OpenAI CEO Sam Altman.
Win Mcnamee | Getty Images News | Getty Images
The Federal Trade Commission is investigating ChatGPT-maker OpenAI to know if the corporate has violated consumer protection laws.
The Washington Post, which first reported the news, published the FTC’s 20-page civil investigative demand, much like a subpoena, outlining key focuses of the probe. A source conversant in the matter confirmed the authenticity of the document to CNBC. The FTC declined to comment.
The FTC says within the document that the probe will give attention to whether OpenAI has “engaged in unfair or deceptive privacy or data security practices” or “engaged in unfair or deceptive practices referring to risks of harm to consumers, including reputational harm, in violation of Section 5 of the FTC Act.”
Artificial intelligence has turn out to be a hot issue in Washington, with lawmakers trying to know whether latest laws are needed to guard mental property and consumer data within the age of generative AI, which requires massive datasets to learn. The FTC and other agencies have emphasized that they have already got legal authority to pursue harm created by AI.
The probe can also be an example of the FTC being proactive in its oversight of a comparatively nascent technology, in keeping with Chair Lina Khan’s stated goal of being “forward-looking” and being attentive to “next-generation technologies.”
The CID asks OpenAI to list the third parties which have access to its large language models, their top ten customers or licensors, explain how they maintain and use consumer information, how they obtain information to coach their LLMs and more. The document also asks how OpenAI assesses risk in LLMs and the way it monitors and deals with misleading or disparaging statements about people.

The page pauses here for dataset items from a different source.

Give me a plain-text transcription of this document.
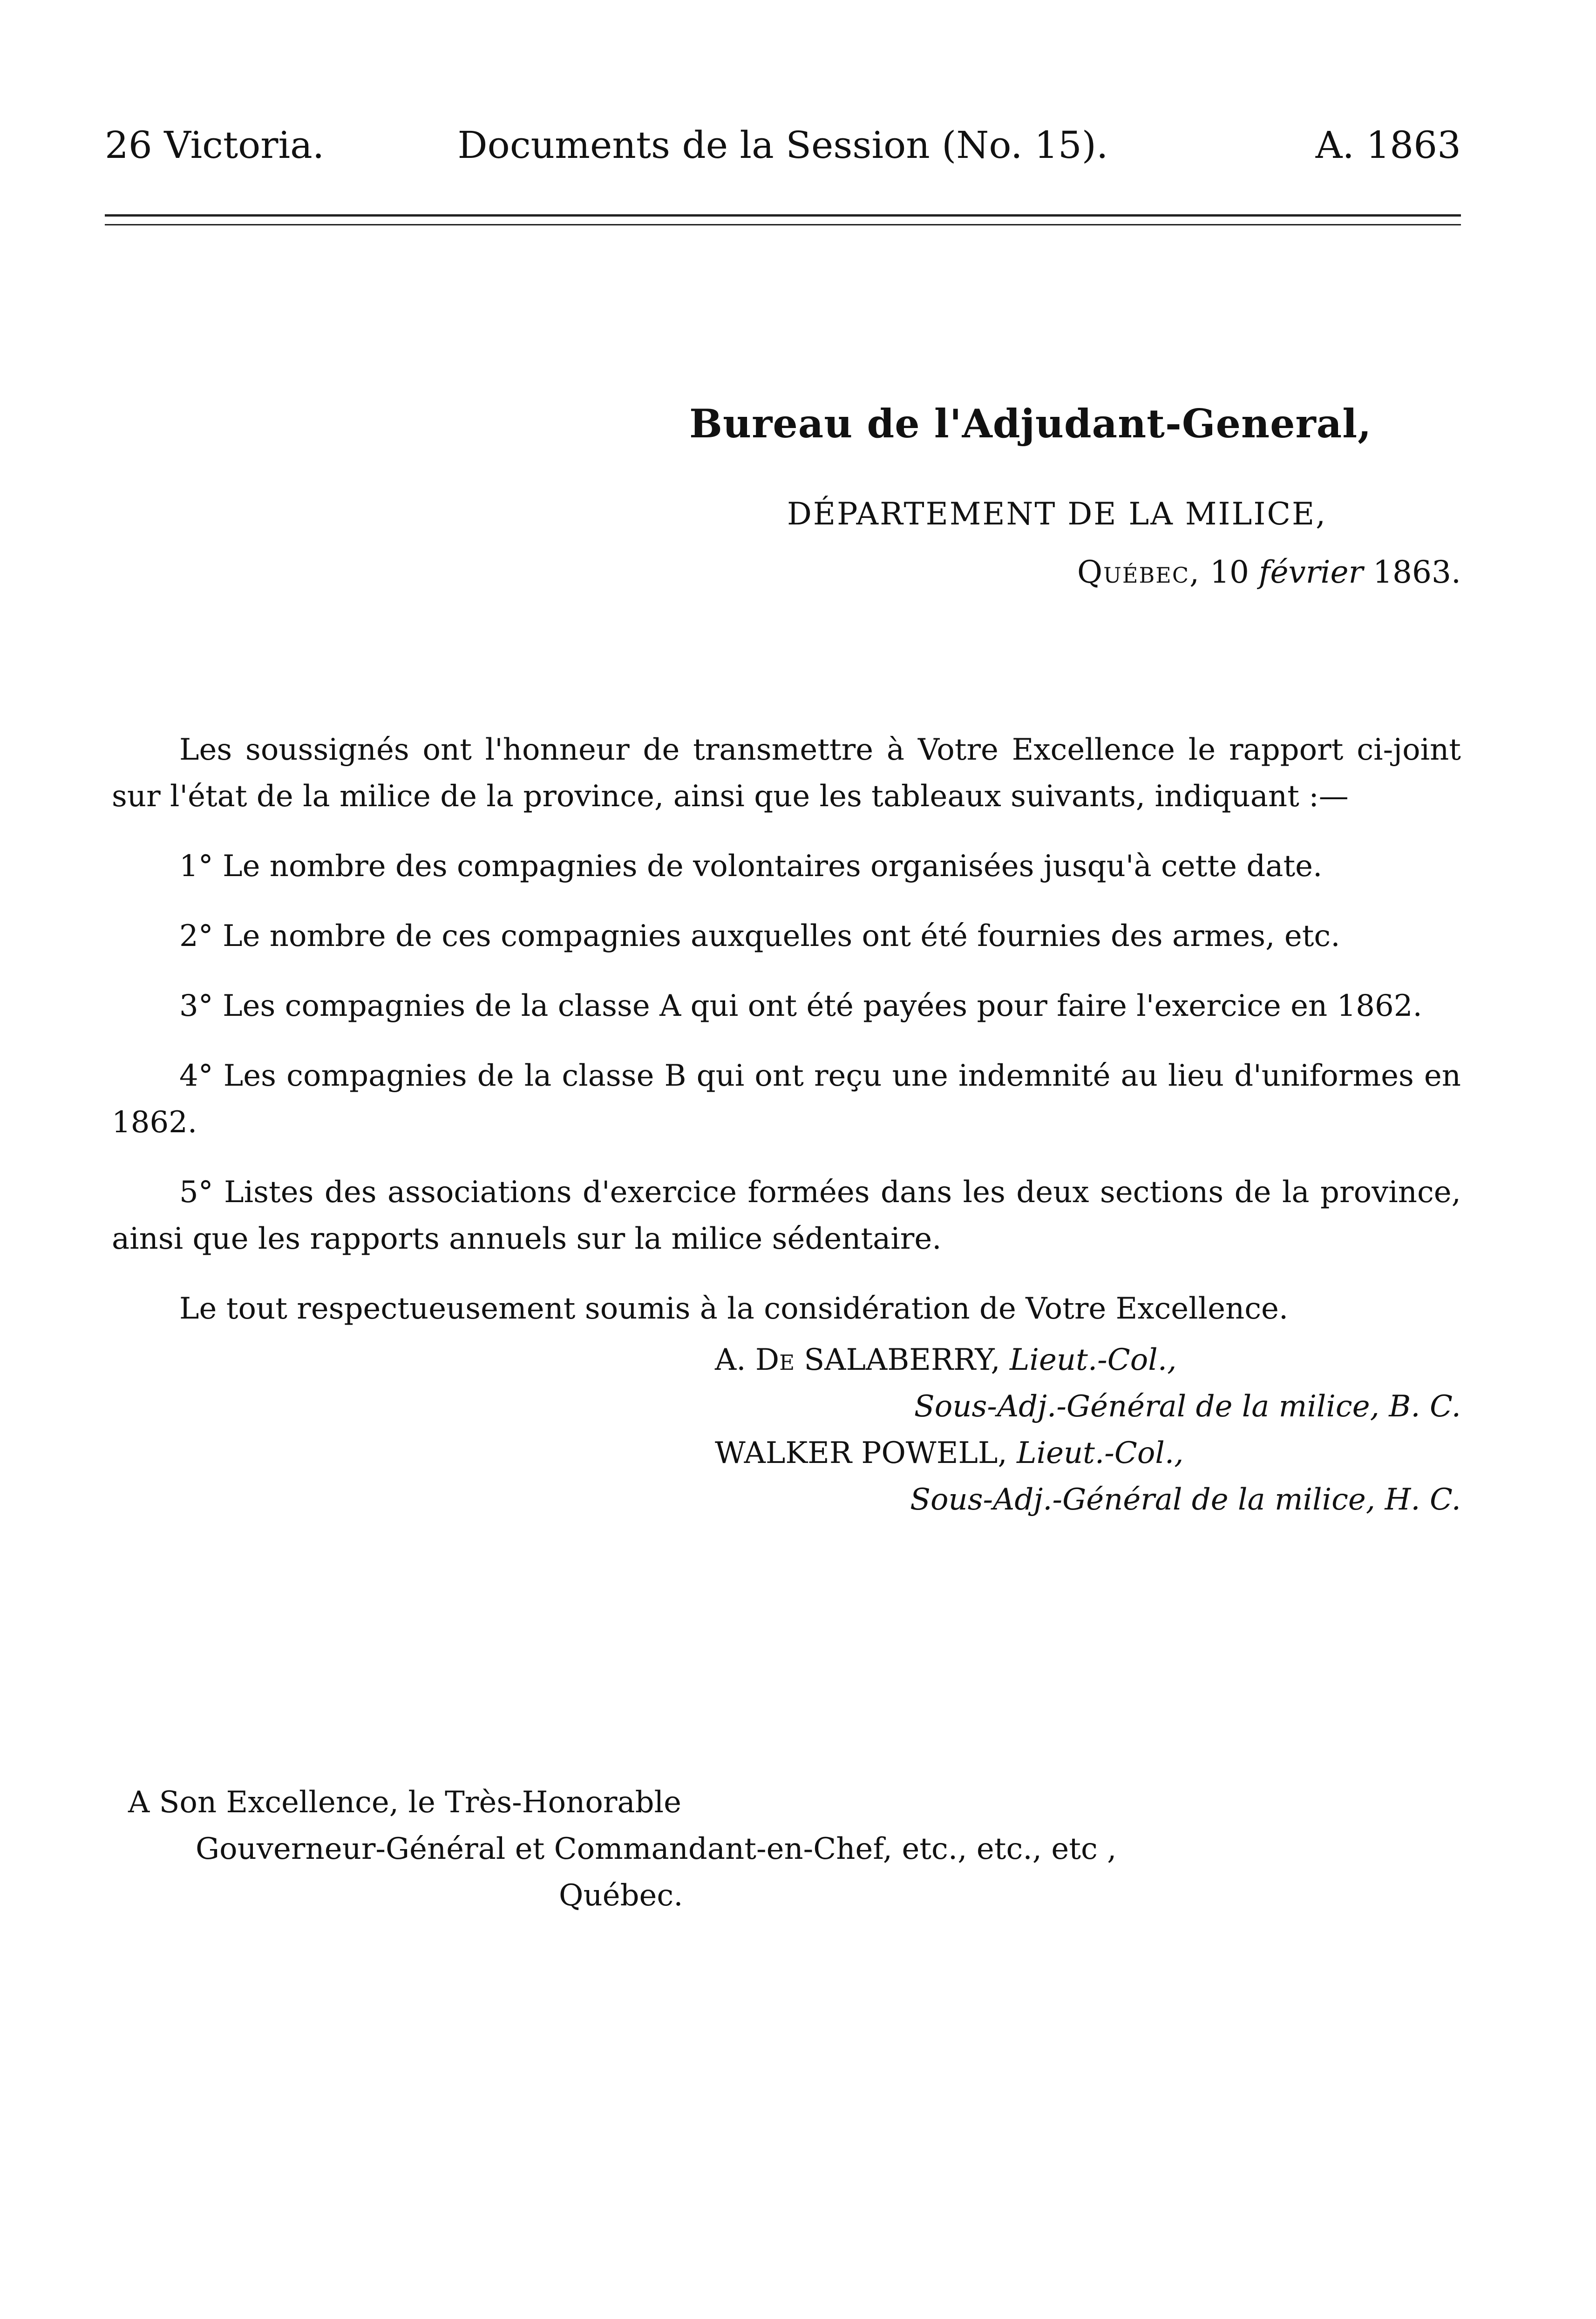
26 Victoria.	Documents de la Session (No. 15).	A. 1863
Bureau de l'Adjudant-General,
DÉPARTEMENT DE LA MILICE,
Québec, 10 février 1863.

Les soussignés ont l'honneur de transmettre à Votre Excellence le rapport ci-joint sur l'état de la milice de la province, ainsi que les tableaux suivants, indiquant :—

1° Le nombre des compagnies de volontaires organisées jusqu'à cette date.

2° Le nombre de ces compagnies auxquelles ont été fournies des armes, etc.

3° Les compagnies de la classe A qui ont été payées pour faire l'exercice en 1862.

4° Les compagnies de la classe B qui ont reçu une indemnité au lieu d'uniformes en 1862.

5° Listes des associations d'exercice formées dans les deux sections de la province, ainsi que les rapports annuels sur la milice sédentaire.

Le tout respectueusement soumis à la considération de Votre Excellence.

A. De SALABERRY, Lieut.-Col.,
Sous-Adj.-Général de la milice, B. C.
WALKER POWELL, Lieut.-Col.,
Sous-Adj.-Général de la milice, H. C.
A Son Excellence, le Très-Honorable
Gouverneur-Général et Commandant-en-Chef, etc., etc., etc ,
Québec.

The CID asks OpenAI to supply details about a bug the corporate disclosed in March 2020 that “allowed some users to see titles from one other energetic user’s chat history” and “can have caused the unintentional visibility of payment-related information of 1.2% of the ChatGPT Plus subscribers who were energetic during a particular nine-hour window.”
OpenAI CEO Sam Altman has mostly received a warm welcome in Washington up until this point, with lawmakers praising his openness to discussing the technology and asking for regulations around it. But some AI experts have warned policymakers also needs to remember the corporate has its own incentives in articulating its vision of regulation and urged them to have interaction a various set of voices.
Altman wrote on Twitter that “it is rather disappointing to see the FTC’s request start with a leak and doesn’t help construct trust.”
“[W]e built GPT-4 on top of years of safety research and spent 6+ months after we finished initial training making it safer and more aligned before releasing it. we protect user privacy and design our systems to learn in regards to the world, not private individuals,” he added. “[W]e’re transparent about the constraints of our technology, especially after we fall short.”